Well the summer came and we all went our separate ways. Come fall of the next year, we all moved back to Eugene and into our house together. We spent the first few months of the school year having a grand time, partying and studying (well, I did) and being young. That green haired boy and I spent a lot of time sitting around together. We listened to music and walked to campus. We argued over who had to clean up the dishes. He didn't know how to cook at all, so when my mom came to visit she taught him a few things - like how to make minute rice. She saw right through all his wild exterior and declared him a "nice boy". We both dated other people. Until one of our other housemates clued me in that he loved me. And I started looking at him differently. And then, 17 years ago on this day, that green haired boy kissed me and our relationship changed forever.
Oh, 17 years is a long time and we have had our ups and downs. We still do (as can be noted by how many times on this blog I reference his grumpiness) but I still see that young green haired boy in him and I hope he still sees the sweet 19 year old girl in me.
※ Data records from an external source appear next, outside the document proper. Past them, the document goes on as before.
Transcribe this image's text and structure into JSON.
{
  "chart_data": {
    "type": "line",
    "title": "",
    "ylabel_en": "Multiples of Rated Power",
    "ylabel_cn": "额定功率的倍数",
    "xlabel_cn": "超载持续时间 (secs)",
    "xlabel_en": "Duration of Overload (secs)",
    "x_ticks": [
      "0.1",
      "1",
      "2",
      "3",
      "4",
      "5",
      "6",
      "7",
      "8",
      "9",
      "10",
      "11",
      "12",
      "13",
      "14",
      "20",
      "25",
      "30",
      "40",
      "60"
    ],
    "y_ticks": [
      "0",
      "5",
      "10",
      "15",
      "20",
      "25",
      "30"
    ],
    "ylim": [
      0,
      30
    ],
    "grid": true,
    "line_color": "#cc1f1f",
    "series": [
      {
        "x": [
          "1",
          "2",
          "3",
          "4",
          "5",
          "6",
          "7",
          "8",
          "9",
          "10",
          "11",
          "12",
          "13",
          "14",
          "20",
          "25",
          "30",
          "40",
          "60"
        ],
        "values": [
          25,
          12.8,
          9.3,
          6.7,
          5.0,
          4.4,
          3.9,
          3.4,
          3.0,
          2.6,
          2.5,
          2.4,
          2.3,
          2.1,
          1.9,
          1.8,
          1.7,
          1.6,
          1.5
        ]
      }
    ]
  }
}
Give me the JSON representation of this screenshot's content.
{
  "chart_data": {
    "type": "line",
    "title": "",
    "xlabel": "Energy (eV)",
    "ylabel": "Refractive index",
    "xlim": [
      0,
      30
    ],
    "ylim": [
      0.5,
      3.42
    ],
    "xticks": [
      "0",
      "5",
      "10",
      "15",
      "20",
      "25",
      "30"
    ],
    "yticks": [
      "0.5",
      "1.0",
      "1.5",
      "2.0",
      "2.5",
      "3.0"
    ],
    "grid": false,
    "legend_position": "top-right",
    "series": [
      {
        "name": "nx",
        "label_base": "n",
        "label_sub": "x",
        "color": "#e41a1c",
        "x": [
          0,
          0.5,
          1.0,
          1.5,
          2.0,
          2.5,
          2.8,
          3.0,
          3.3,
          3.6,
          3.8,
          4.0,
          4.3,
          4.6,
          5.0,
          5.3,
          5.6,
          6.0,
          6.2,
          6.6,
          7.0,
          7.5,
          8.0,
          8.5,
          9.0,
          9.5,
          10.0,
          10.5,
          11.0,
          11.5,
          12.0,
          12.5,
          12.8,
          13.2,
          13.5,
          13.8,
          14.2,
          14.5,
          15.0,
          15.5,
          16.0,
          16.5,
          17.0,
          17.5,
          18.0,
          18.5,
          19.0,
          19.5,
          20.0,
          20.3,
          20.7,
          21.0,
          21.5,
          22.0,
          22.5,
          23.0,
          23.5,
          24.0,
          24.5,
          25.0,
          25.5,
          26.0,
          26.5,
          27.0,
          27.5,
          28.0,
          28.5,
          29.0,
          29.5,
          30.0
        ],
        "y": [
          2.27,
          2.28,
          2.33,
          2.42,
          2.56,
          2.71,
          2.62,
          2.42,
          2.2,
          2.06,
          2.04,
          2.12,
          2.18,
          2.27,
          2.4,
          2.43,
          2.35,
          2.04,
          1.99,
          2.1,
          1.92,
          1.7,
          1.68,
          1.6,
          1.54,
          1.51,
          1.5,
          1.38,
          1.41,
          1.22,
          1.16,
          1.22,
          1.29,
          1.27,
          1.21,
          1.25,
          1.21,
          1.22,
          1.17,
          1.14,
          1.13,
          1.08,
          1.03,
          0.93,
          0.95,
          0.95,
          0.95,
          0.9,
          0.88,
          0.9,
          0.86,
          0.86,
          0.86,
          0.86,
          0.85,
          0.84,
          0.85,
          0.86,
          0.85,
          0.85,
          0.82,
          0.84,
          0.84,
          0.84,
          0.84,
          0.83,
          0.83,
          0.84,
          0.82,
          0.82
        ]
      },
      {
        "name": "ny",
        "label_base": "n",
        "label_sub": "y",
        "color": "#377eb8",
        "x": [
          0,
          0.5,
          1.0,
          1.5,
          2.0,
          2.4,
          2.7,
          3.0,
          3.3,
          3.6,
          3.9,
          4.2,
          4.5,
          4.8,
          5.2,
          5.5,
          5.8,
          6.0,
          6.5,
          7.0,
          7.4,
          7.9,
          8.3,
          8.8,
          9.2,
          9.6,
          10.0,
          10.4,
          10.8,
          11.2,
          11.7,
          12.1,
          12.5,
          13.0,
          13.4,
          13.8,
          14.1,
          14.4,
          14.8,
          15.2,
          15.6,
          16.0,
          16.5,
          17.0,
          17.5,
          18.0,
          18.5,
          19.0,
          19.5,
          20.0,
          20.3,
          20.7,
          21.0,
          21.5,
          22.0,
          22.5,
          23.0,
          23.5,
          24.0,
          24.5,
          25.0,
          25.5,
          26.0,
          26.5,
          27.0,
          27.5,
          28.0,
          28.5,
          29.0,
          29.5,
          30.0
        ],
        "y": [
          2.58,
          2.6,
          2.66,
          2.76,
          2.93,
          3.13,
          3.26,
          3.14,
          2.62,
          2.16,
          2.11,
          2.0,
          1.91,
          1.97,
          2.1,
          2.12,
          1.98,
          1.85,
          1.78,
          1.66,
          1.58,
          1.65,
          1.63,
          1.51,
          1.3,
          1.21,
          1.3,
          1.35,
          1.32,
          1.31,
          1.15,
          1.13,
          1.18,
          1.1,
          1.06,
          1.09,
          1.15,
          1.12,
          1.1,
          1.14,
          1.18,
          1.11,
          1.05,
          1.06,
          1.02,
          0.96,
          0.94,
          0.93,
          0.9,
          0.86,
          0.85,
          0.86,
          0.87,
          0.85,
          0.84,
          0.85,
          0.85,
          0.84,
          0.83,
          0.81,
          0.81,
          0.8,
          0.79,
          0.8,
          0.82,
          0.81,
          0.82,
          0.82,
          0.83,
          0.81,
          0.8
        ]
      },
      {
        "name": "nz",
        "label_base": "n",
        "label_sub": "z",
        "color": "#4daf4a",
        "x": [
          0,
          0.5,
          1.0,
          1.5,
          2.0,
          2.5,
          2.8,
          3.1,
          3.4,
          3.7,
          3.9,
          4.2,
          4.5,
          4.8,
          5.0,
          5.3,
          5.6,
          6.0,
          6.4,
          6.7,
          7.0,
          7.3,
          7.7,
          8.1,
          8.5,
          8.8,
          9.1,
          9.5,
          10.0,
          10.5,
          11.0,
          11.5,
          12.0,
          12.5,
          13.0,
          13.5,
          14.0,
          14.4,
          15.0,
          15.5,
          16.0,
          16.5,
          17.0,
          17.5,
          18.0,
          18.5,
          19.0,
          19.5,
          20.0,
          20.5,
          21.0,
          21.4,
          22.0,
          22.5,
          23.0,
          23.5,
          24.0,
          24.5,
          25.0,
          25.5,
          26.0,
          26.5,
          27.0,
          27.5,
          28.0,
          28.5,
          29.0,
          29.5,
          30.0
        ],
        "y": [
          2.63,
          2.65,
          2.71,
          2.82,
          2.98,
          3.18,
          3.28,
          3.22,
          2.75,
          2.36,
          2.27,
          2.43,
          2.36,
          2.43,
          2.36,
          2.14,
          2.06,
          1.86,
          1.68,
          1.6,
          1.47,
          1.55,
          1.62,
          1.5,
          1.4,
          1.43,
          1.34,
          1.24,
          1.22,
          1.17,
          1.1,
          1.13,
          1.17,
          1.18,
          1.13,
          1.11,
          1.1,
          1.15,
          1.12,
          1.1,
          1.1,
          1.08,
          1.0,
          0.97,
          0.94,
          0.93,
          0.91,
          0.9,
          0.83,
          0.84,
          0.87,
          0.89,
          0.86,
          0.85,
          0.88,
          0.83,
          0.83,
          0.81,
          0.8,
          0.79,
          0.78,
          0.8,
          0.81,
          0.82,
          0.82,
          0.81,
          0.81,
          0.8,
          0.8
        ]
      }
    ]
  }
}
In honor of my love today and to provide some balance to all the grumpiness I complain of, here are a few of the many things I love about him:
He gets our kids. He is the only other person in the world who gets them like I do.
He has all kinds of special rituals that he does with the kids like a special “back-scratching” game with Miss E, or letting them get the super-carts at the grocery store.
He tries to fix everything for me (uh..this one could be good or bad, let's just say it's good)
He’s always here and never even threatened to be anywhere else, even when things were really bad.
He is strong.
He is always trying to grow and better himself.
He does not try to change me.
He is a super-involved, hands-on, super-duper daddy.
He’s a firefighter but never tries to play the hero card to make him better than anyone else.
He works hard for our family.
He never complains or says anything about how much money I spend even when he has ample grounds to do so.
He wants me to have more in my life. To not "just be a mom" and pushes me to not get too complacent in that role with the full awareness that it won't last forever.
And so much more. 17 years is a long time and I am grateful for every one of them. Well, maybe not that one about 3 years ago but every OTHER one. : )
Side note: Why, you might ask, is your daily picture of you and Mr. T and not of you and the lovely Peter? Well my friends he is at work. And aside from seeing his dark shape get out of bed at 5:30 this morning, I have not seen him today. Kind of like on our wedding anniversary.